Wednesday, March 14, 2007

14th March 2007
Wednesday
...then the truth kicked in.

A couple of days back, my parents were pestering me to look for a job. I was so irritated by them that in the spur of the moment, I blurted out this sentence.

"No qualifications how to find work!?"

And after I said that line, the topic turned towards my academics. I have never told myself that in order to be successful, I had to have qualifications. But somehow, something inside me thought that way.

Today, the results for the semestral examination was released. I failed one module. The results for the other modules were a little better. But equally disappointing. My GPA for this semester is 2.6200. I have to repeat my failed module next semester.

When I first gt the news, I felt nothing.

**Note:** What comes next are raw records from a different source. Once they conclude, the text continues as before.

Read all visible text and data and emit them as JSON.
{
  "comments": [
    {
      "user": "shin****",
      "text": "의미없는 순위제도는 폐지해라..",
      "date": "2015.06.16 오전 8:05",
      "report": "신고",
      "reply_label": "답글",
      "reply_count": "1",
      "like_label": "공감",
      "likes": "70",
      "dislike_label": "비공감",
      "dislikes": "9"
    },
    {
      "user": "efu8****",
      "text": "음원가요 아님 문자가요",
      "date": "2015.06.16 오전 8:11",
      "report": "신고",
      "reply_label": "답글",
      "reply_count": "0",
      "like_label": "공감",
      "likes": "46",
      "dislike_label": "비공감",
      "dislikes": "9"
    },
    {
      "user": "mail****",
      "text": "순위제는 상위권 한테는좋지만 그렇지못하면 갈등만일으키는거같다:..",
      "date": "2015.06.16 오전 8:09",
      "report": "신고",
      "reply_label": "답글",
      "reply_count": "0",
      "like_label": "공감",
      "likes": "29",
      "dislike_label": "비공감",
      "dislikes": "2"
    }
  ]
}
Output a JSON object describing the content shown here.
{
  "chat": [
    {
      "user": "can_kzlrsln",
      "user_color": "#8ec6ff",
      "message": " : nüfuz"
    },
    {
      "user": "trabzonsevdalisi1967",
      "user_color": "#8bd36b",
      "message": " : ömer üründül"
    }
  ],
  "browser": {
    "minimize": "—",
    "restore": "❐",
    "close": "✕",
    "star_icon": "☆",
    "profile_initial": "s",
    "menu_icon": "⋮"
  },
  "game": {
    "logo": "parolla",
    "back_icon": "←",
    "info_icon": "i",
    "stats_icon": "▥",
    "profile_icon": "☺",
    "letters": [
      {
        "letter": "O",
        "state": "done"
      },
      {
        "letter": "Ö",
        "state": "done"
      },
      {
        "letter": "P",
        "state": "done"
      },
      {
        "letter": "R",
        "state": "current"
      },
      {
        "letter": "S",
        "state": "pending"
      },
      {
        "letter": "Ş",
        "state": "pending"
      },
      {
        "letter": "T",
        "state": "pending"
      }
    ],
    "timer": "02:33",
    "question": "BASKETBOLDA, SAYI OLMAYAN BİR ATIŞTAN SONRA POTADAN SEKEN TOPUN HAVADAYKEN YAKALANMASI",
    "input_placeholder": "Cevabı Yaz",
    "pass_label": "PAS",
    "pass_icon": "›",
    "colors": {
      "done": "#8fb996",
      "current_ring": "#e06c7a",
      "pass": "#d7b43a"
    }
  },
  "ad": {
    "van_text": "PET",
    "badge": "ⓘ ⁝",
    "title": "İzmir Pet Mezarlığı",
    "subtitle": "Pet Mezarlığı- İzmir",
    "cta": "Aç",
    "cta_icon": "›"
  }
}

Then the truth kicked in. Inside, I feel terrible. I want to cry it all out. But tears just refuse to flow. I want to do better. 2.62 is not enough for me. I stare at the F on my result slip, hating myself for being so useless. I hate myself for being so stupid.

I am afraid. No matter what we believe in, this society calls for qualifications. If you do not have the qualifications, you can forget about getting a good job.

I am afraid of what is going to happen to me. I am afraid of what is going to happen to my future.

What if I cannot even get a diploma?
How will my life be?
Will I end up like my brother selling insurance?
How will I be able to answer to everyone around me?



My life does not belong solely to me.